Even when the amount of polymer in the screw changes for a very short time, the motor load is similarly affected. For example, if you have a 10% surge as measured by a 10% drop in head pressure, there will be a similar change in motor load for a similar time interval. Of course there will be a time delay between the observed change in motor load and the change in output or surge. The motor load decreases as the reduction in polymer in the screw flights passes through the screw, but it is not observed in the head pressure until it exits the screw.

In the “old days” this was easily observed by watching the drop in motor load and the drop in head pressure on the analog instruments, and noting they had very similar percentage changes as well as a similar cycle. If you still have analog meters and no melt pump, you have all the information you need to observe a feed surge.

With the broad use of melt pumps and digital instruments, it is hard, if not impossible, to determine such a pattern unless you are continuously plotting these functions. As a result most processors will need a data logger with several channels to troubleshoot the cause of surging. The plot of a feed-section surge without a melt pump would look somewhat like the accompanying illustration.
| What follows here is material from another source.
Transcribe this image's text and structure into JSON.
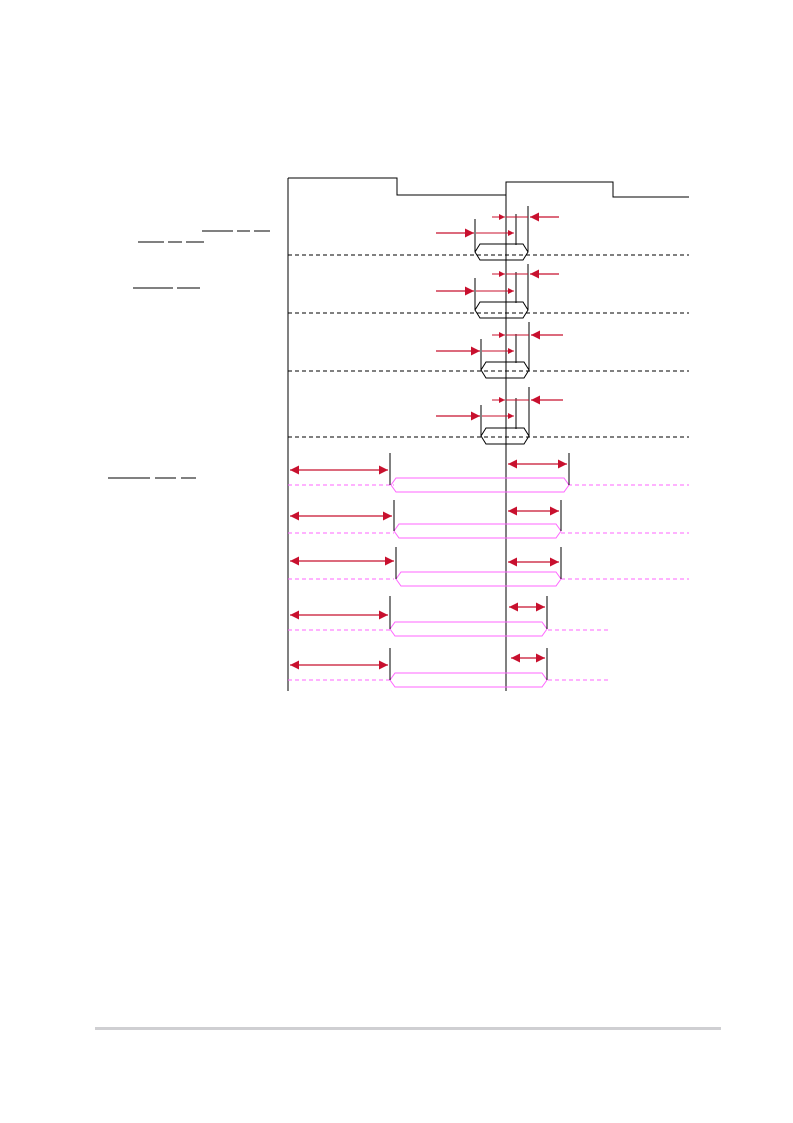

If you have a melt pump, you must produce this plot either under manual control of the pump speed or allow the extruder to drive the melt pump by turning the pump motor off and allowing the extruder to continue. Otherwise the drop in suction pressure behind the melt pump will cause the screw speed to change resulting in a motor-load change masking the whole thing. Surging is easily recognized with a melt pump, as you can see and hear the screw speed changing continuously, but you can’t tell what is causing it without some analysis.

Once you determine it is a feed surge, look in the area up to the feed section of the screw for the cause. If the surge does not follow the pattern shown then it is a result of one of the other causes of surging, which will be covered in another column.